1) people will wander around in the streets reading/reciting these rekhtahs
2) they'll be remembered for a long time, these words/verses of ours

 

Notes:

S. R. Faruqi:

In reply to the present verse, this can be said:

{775,10}.

It should be kept in mind that baate;N also means 'speech, poetry'. Even here, Mir paid heed to the aspect of meaning.

The mention of people reading/reciting verses in the streets is both cultural reality and a boast. The Lord be thanked that up to our time the custom remains that in the midst of conversation people casually recite [pa;Rh denaa] verses. Although it's no longer the case that people pass through the streets reciting verses, or get together to recite and listen to verses, in our society verses are still valued.

Informal poetry recitation in fact thrives in a culture in which the spoken word is more popular than the written word. Such cultures are now steadily becoming fewer, because the custom of writing, and of publishing, has spread. Mir's first line is the mirror of a whole culture. It should be kept in mind that here and there Mir has also mentioned that in various places people wander around reciting his verses.

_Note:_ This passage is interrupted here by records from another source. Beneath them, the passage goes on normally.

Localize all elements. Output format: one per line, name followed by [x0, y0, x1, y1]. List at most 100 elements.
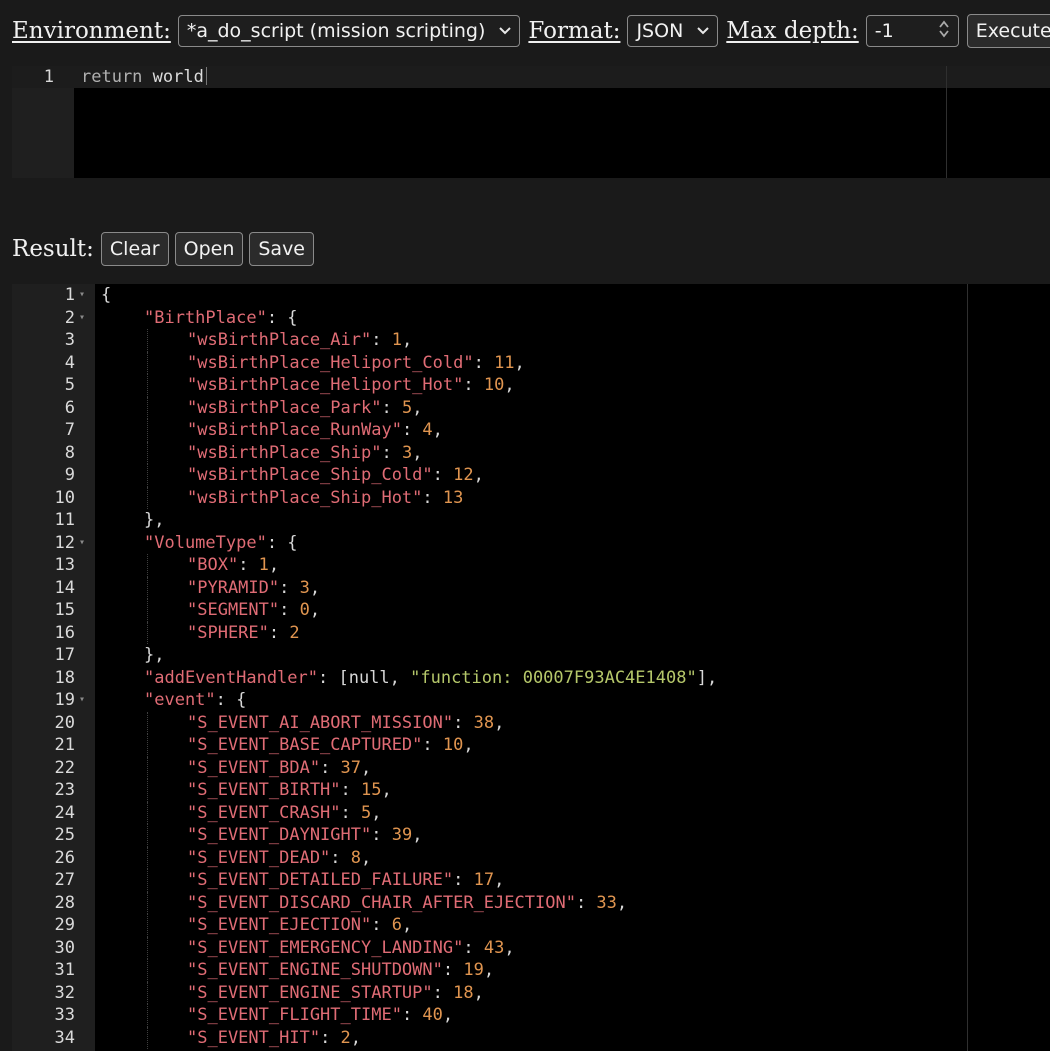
- line-code: "wsBirthPlace_Heliport_Cold": 11,: [187, 352, 525, 375]
- json-punct: :: [422, 735, 443, 755]
- json-punct: :: [279, 577, 300, 598]
- indent-guide: [147, 576, 148, 599]
- json-punct: :: [381, 442, 402, 463]
- json-key: "wsBirthPlace_RunWay": [187, 420, 402, 440]
- json-punct: :: [371, 330, 392, 350]
- save-button[interactable]: Save: [249, 232, 314, 266]
- json-key: "wsBirthPlace_Air": [187, 330, 372, 350]
- spinner-icon[interactable]: [938, 19, 950, 44]
- line-number: 24: [54, 802, 75, 823]
- json-number: 10: [483, 375, 505, 395]
- json-number: 1: [258, 555, 269, 575]
- line-code: "S_EVENT_BASE_CAPTURED": 10,: [187, 734, 474, 757]
- max-depth-input[interactable]: -1: [865, 15, 959, 47]
- json-punct: :: [432, 465, 454, 485]
- json-key: "S_EVENT_ENGINE_SHUTDOWN": [187, 960, 443, 980]
- json-key: "addEventHandler": [144, 667, 318, 688]
- chevron-down-icon: [499, 27, 512, 35]
- line-code: "S_EVENT_HIT": 2,: [187, 1027, 361, 1050]
- format-label: Format:: [528, 18, 621, 44]
- fold-toggle-icon[interactable]: ▾: [79, 307, 85, 330]
- line-number: 23: [54, 780, 75, 800]
- indent-guide: [147, 824, 148, 847]
- line-number: 12: [54, 532, 75, 553]
- json-punct: ,: [504, 375, 515, 395]
- json-punct: :: [463, 937, 484, 958]
- json-punct: ,: [268, 555, 280, 575]
- json-punct: ,: [442, 1005, 454, 1025]
- execute-button[interactable]: Execute: [966, 14, 1050, 48]
- result-output[interactable]: 1 ▾{2 ▾ "BirthPlace": {3 "wsBirthPlace_Air":…: [12, 284, 1050, 1051]
- json-key: "S_EVENT_DAYNIGHT": [187, 825, 372, 845]
- clear-button[interactable]: Clear: [100, 232, 169, 266]
- indent-guide: [147, 396, 148, 419]
- json-key: "S_EVENT_AI_ABORT_MISSION": [187, 712, 454, 733]
- result-bar: Result: Clear Open Save: [12, 232, 320, 266]
- json-number: 11: [494, 352, 515, 373]
- editor-code-line[interactable]: return world: [81, 66, 207, 88]
- line-number: 14: [54, 577, 75, 598]
- json-punct: :: [340, 780, 362, 800]
- json-key: "S_EVENT_BASE_CAPTURED": [187, 735, 423, 755]
- format-select[interactable]: JSON: [627, 15, 719, 47]
- json-number: 13: [442, 487, 464, 508]
- json-punct: :: [268, 622, 290, 643]
- line-number: 11: [54, 510, 75, 530]
- line-code: "wsBirthPlace_Ship": 3,: [187, 442, 422, 465]
- json-number: 5: [361, 802, 372, 823]
- json-punct: ,: [371, 802, 382, 823]
- indent-guide: [147, 599, 148, 622]
- json-number: 8: [350, 847, 362, 868]
- json-punct: ,: [309, 577, 321, 598]
- indent-guide: [147, 329, 148, 352]
- indent-guide: [147, 936, 148, 959]
- json-number: 2: [340, 1027, 351, 1048]
- json-number: 17: [473, 870, 495, 890]
- json-string: "function: 00007F93AC4E1408": [410, 667, 697, 688]
- json-punct: :: [330, 847, 351, 868]
- line-number: 13: [54, 555, 75, 575]
- line-number: 30: [54, 937, 75, 958]
- line-code: },: [144, 509, 164, 532]
- json-number: 6: [391, 915, 402, 935]
- json-punct: ,: [412, 825, 423, 845]
- line-code: "S_EVENT_ENGINE_STARTUP": 18,: [187, 982, 484, 1005]
- json-punct: :: [320, 757, 341, 778]
- json-punct: :: [371, 915, 392, 935]
- fold-toggle-icon[interactable]: ▾: [79, 284, 85, 307]
- max-depth-label: Max depth:: [726, 18, 859, 44]
- indent-guide: [147, 1026, 148, 1049]
- line-code: "S_EVENT_ENGINE_SHUTDOWN": 19,: [187, 959, 494, 982]
- environment-select[interactable]: *a_do_script (mission scripting): [177, 15, 521, 47]
- toolbar: Environment: *a_do_script (mission scrip…: [12, 13, 1050, 49]
- line-code: "S_EVENT_FLIGHT_TIME": 40,: [187, 1004, 453, 1027]
- json-punct: :: [422, 487, 443, 508]
- fold-toggle-icon[interactable]: ▾: [79, 689, 85, 712]
- text-cursor: [205, 67, 207, 85]
- open-button[interactable]: Open: [174, 232, 244, 266]
- environment-label: Environment:: [12, 18, 171, 44]
- script-editor[interactable]: 1 return world: [12, 66, 1050, 178]
- fold-toggle-icon[interactable]: ▾: [79, 532, 85, 555]
- json-punct: ,: [473, 982, 484, 1003]
- json-punct: :: [575, 892, 597, 913]
- environment-select-value: *a_do_script (mission scripting): [186, 20, 486, 42]
- json-number: 33: [596, 892, 617, 913]
- line-code: "SPHERE": 2: [187, 622, 300, 645]
- json-punct: : [null,: [318, 667, 411, 688]
- indent-guide: [147, 1004, 148, 1027]
- line-number: 34: [54, 1027, 75, 1048]
- line-code: "VolumeType": {: [144, 532, 298, 555]
- editor-line-number: 1: [43, 67, 54, 87]
- json-punct: :: [442, 960, 464, 980]
- line-code: "PYRAMID": 3,: [187, 577, 320, 600]
- json-number: 10: [442, 735, 464, 755]
- indent-guide: [147, 959, 148, 982]
- json-punct: :: [453, 870, 474, 890]
- line-number: 22: [54, 757, 75, 778]
- json-number: 39: [391, 825, 413, 845]
- line-code: "S_EVENT_EJECTION": 6,: [187, 914, 412, 937]
- line-number: 31: [54, 960, 75, 980]
- json-key: "S_EVENT_FLIGHT_TIME": [187, 1005, 402, 1025]
- line-code: "wsBirthPlace_RunWay": 4,: [187, 419, 443, 442]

Muhammad Husain Azad has written that when some ghazal of Nasikh's arrived in Delhi, then Zauq at once used to think about composing 'on' it [us par] verses of his own. And (to make the same point) when people came from Lucknow (Allahabad, Kanpur, or wherever Nasikh would be at that time), they used to bring Nasikh's verses by way of a special gift [sau;Gaat].

[See {1791,1}.]

FWP:

SETS == POETRY
MOTIFS
NAMES == REKHTAH
TERMS == GHAZAL 'ON' A GHAZAL

Here's a prime example of the use of re;xtah not as 'Rekhtah', an early name for Urdu, but as a name for a sort of poetry, a broad term for a genre of verse, generally undefined but presumably centered on the ghazal. Mir, like his contemporaries, used the name in both senses. See the 'Names' index for the instances that appear in this commentary.

Other verses in which re;xtah appears as a genre of poetry are {859,11} and {1554,6} (both added by me, since they have no great literary interest and SRF understandably omitted them).